ReAct Pattern: Reasoning and Acting

from typing import List, Dict, Any, Callable, Optional
from dataclasses import dataclass
from enum import Enum
import re
import json

class ActionType(Enum):
    SEARCH = "search"
    CALCULATE = "calculate"
    LOOKUP = "lookup"
    FINISH = "finish"

@dataclass
class Thought:
    """Agent's reasoning step."""
    content: str

@dataclass  
class Action:
    """Agent's action to take."""
    type: ActionType
    input: str

@dataclass
class Observation:
    """Result of an action."""
    content: str

@dataclass
class ReActStep:
    """One iteration of the ReAct loop."""
    thought: Thought
    action: Action
    observation: Optional[Observation] = None

class ReActAgent:
    """
    ReAct (Reasoning + Acting) agent implementation.

    Pattern:
    1. Thought: Reason about what to do
    2. Action: Take an action (use a tool)
    3. Observation: See the result
    4. Repeat until task is complete

    Key insight: Interleaving reasoning with actions improves both.
    """

    REACT_PROMPT = """You are a helpful assistant that solves problems step by step.

Available actions:
- search[query]: Search for information
- calculate[expression]: Calculate a mathematical expression  
- lookup[term]: Look up a specific term or definition
- finish[answer]: Provide the final answer

Always follow this format:
Thought: [your reasoning about what to do next]
Action: [action_name][input]

Question: {question}

{history}

Thought:"""

    def __init__(
        self,
        llm_client: LLMClient,
        tools: Dict[str, Callable[[str], str]],
        max_steps: int = 10
    ):
        self.llm = llm_client
        self.tools = tools
        self.max_steps = max_steps

    def _parse_response(self, response: str) -> tuple:
        """Parse LLM response into thought and action."""
        # Extract thought
        thought_match = re.search(r'Thought:\s*(.+?)(?=Action:|$)', response, re.DOTALL)
        thought = thought_match.group(1).strip() if thought_match else ""

        # Extract action
        action_match = re.search(r'Action:\s*(\w+)\[(.+?)\]', response)
        if action_match:
            action_type = action_match.group(1).lower()
            action_input = action_match.group(2)

            try:
                action = Action(type=ActionType(action_type), input=action_input)
            except ValueError:
                action = Action(type=ActionType.FINISH, input="Unable to parse action")
        else:
            action = Action(type=ActionType.FINISH, input=thought)
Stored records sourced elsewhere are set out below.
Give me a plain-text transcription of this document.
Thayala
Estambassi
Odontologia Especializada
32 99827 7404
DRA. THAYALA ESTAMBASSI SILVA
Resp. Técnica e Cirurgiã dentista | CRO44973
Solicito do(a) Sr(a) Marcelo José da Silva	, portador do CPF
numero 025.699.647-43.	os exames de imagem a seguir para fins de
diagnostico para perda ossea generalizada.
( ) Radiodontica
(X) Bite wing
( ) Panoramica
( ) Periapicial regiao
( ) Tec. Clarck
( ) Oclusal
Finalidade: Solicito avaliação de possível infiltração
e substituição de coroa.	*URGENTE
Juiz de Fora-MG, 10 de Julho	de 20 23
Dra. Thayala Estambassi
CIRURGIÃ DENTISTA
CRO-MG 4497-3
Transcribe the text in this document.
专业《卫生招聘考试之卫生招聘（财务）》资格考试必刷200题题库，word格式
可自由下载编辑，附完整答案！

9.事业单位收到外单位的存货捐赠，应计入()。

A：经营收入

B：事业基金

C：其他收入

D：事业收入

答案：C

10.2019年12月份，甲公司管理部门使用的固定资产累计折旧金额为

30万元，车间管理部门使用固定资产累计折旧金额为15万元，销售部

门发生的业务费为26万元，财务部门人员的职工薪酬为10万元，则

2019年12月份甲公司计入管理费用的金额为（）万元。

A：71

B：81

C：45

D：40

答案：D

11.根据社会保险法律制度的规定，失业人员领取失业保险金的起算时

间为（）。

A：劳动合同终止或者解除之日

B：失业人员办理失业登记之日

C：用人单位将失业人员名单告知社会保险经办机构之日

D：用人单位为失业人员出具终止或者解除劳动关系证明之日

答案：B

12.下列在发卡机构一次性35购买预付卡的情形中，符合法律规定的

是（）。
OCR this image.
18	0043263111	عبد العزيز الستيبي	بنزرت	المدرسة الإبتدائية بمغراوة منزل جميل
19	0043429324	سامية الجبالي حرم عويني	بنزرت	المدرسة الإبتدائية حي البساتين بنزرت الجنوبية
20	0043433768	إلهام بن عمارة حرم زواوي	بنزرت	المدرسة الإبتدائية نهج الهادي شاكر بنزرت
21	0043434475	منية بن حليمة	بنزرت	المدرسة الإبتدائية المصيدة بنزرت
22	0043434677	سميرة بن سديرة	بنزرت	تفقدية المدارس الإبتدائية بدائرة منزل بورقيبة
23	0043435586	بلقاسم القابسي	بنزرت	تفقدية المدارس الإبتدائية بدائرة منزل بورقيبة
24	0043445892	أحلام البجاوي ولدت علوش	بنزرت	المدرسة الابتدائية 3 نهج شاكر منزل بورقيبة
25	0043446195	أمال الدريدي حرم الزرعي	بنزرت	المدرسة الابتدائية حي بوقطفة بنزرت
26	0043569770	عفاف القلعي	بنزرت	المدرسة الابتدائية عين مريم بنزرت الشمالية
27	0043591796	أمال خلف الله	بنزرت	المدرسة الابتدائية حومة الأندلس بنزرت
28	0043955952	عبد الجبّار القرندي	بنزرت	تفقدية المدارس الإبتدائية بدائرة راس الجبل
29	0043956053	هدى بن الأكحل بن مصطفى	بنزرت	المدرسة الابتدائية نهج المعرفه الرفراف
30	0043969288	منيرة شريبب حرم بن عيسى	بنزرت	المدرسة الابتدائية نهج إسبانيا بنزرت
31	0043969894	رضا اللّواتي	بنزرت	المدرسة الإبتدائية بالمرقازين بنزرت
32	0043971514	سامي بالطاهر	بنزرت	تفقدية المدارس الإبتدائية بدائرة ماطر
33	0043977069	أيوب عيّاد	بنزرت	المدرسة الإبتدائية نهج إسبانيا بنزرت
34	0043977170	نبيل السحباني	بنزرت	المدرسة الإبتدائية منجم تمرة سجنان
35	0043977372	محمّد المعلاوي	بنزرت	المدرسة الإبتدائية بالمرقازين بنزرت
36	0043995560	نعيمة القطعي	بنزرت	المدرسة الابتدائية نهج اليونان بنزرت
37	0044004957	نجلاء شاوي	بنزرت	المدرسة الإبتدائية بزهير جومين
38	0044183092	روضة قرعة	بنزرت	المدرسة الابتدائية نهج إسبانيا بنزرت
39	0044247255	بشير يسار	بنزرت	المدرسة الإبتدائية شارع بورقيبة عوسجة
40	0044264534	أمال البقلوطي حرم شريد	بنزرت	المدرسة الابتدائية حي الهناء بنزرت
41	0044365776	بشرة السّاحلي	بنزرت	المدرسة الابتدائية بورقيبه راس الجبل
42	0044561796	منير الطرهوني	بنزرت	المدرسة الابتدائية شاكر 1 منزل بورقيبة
        return Thought(content=thought), action

    def _execute_action(self, action: Action) -> Observation:
        """Execute an action using available tools."""
        if action.type == ActionType.FINISH:
            return Observation(content=action.input)

        tool_name = action.type.value
        if tool_name in self.tools:
            try:
                result = self.tools[tool_name](action.input)
                return Observation(content=result)
            except Exception as e:
                return Observation(content=f"Error: {e}")

        return Observation(content=f"Unknown action: {action.type}")

    def _format_history(self, steps: List[ReActStep]) -> str:
        """Format previous steps for prompt."""
        lines = []
        for step in steps:
            lines.append(f"Thought: {step.thought.content}")
            lines.append(f"Action: {step.action.type.value}[{step.action.input}]")
            if step.observation:
                lines.append(f"Observation: {step.observation.content}")
        return "\n".join(lines)

    def run(self, question: str) -> tuple:
        """
        Run the ReAct loop until completion.

        Returns:
            answer: Final answer string
            steps: List of ReActStep showing reasoning process
        """
        steps: List[ReActStep] = []

        for i in range(self.max_steps):
            # Generate thought and action
            history = self._format_history(steps)
            prompt = self.REACT_PROMPT.format(question=question, history=history)

            response = self.llm.generate(prompt)
            thought, action = self._parse_response(response)

            # Execute action
            observation = self._execute_action(action)

            step = ReActStep(thought=thought, action=action, observation=observation)
            steps.append(step)

            # Check if finished
            if action.type == ActionType.FINISH:
                return action.input, steps

        return "Max steps reached without conclusion", steps


# Default tools
def create_default_tools() -> Dict[str, Callable[[str], str]]:
    """Create default tool implementations."""

    def search(query: str) -> str:
        # Placeholder—in production, use actual search API
        return f"Search results for '{query}': Found relevant information about the topic."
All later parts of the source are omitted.